Normalkah Ibu Merasa Sedih saat Baru Punya Bayi?
ยทwaktu baca 2 menit

Melahirkan bayi yang lucu dan sehat setelah 9 bulan hamil adalah perubahan besar dalam hidup ibu yang disambut dengan penuh suka cita. Kondisi ini juga membawa begitu banyak perubahan baik secara fisik maupun emosional dan tidak selalu berjalan dengan mudah.
Ya Moms, saat bayi baru lahir, sangat wajar kok jika Anda merasakan naik turunnya emosi. Mengingat perubahan kondisi ini juga kerap kali disertai dengan ketidaktahuan, kelelahan, kurangnya bantuan atau support system, hingga menimbulkan stres. Mengutip Kids Health, jika tidak teratasi, kondisi ini bisa berujung pada baby blues.
Saat mengalami baby blues, Anda mungkin merasa bahagia di satu menit dan menangis atau kewalahan di menit berikutnya.
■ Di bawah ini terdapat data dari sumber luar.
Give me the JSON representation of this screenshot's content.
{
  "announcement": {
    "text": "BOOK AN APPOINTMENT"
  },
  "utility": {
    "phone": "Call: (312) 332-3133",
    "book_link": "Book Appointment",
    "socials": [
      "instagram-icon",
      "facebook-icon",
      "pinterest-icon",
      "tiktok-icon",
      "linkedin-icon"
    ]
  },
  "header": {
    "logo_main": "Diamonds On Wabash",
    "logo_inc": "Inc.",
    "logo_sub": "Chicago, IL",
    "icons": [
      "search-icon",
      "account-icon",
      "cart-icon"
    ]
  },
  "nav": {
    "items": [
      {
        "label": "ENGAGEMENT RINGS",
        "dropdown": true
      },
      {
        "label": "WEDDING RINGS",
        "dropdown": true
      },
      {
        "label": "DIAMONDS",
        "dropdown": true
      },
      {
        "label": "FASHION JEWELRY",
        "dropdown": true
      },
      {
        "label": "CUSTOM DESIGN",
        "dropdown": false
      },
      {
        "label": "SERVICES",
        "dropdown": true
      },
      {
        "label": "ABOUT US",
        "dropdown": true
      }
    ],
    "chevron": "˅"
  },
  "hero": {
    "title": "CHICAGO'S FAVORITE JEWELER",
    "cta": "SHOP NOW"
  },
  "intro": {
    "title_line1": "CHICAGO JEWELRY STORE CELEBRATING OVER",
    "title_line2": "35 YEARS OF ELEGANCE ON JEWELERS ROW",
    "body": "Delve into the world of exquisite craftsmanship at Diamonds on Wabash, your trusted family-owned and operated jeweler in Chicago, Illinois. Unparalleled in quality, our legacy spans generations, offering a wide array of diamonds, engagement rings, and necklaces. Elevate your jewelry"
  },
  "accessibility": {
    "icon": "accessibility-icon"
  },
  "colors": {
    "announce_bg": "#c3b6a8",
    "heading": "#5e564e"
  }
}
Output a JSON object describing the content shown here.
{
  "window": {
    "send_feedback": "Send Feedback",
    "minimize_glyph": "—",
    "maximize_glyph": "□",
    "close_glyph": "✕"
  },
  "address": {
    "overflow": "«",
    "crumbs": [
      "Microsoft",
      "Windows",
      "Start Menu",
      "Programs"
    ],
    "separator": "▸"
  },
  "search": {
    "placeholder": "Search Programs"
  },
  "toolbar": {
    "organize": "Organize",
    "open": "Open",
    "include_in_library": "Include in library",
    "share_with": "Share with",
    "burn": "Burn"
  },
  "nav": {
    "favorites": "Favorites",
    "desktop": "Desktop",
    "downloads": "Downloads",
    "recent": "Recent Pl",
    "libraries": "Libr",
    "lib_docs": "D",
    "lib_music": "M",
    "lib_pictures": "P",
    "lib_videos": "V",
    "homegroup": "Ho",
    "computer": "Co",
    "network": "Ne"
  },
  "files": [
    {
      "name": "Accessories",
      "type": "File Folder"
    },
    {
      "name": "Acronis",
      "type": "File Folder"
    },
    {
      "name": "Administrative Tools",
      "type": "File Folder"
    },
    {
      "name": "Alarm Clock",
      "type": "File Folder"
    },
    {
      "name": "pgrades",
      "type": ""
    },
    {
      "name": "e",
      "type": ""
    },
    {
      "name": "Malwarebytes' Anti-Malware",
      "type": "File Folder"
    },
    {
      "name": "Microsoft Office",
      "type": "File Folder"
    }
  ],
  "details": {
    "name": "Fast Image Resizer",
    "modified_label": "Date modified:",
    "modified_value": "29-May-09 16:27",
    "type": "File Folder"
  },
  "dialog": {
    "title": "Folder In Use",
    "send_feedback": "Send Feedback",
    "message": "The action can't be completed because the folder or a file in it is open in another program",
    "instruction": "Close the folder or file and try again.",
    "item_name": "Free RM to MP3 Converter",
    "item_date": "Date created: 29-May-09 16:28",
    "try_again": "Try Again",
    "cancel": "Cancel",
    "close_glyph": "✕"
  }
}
Anda mungkin merasa marah, sedih, mudah tersinggung, atau putus asa. Merasa seperti ini bukan berarti Anda adalah orang tua yang buruk atau tidak menyayangi bayi, kok.
Perubahan suasana hati ini diyakini disebabkan oleh perubahan hormon yang terjadi pada tubuh ibu setelah melahirkan. Tingkat estrogen dan progesteron yang dibutuhkan selama kehamilan tiba-tiba turun sehingga menyebabkan perubahan suasana hati. Hal-hal lain - seperti kelelahan dan kurang tidur, misalnya - dapat menambah perasaan tersebut.
Kabar baiknya, baby blues biasanya hanya berlangsung selama beberapa hari atau minggu, dan biasanya berhenti dengan sendirinya tanpa pengobatan medis.
Apa yang Harus Dilakukan Jika Merasa Sedih saat Punya Bayi?
Jika Anda merasakan perubahan emosi yang intens atau baby blues, cobalah untuk menjaga diri Anda semaksimal mungkin. Makan makanan yang sehat dan istirahat sebanyak yang Anda bisa. Sebab kelelahan dan kurang tidur dapat memperkuat dan memicu perasaan sedih.
Berikut beberapa hal lain yang dapat membantu Anda merasa lebih baik:
Mintalah pertolongan, terutama pada hari-hari dan minggu-minggu pertama setelah kelahiran.
Biarkan keluarga dan teman membantu melakukan keperluan, belanja makanan, pekerjaan rumah tangga, atau mengasuh anak.
Biarkan seseorang menyiapkan makanan atau mengawasi bayi Anda saat Anda bersantai dengan mandi, mandi, atau tidur siang.
Istirahat yang cukup dan makan makanan yang bergizi.
Bicaralah dengan orang terkasih atau ibu baru lainnya yang dapat membantu Anda merasa didukung dan mengingatkan Anda bahwa Anda tidak sendirian.
Jika baby blues berlangsung lebih dari satu atau dua minggu, atau jika gejalanya memburuk, bicarakan dengan dokter atau psikolog untuk mendiskusikan apakah depresi pascapersalinan mungkin menjadi penyebab rendahnya emosi Anda.
Yang paling penting, jangan melakukan self diagnose, ya. Jika Anda merasa butuh bantuan, segera hubungi ahli. Sebab seringkali ibu hanya merasa kelelahan dan butuh istirahat, bukan baby blues. Semangat ya, Moms!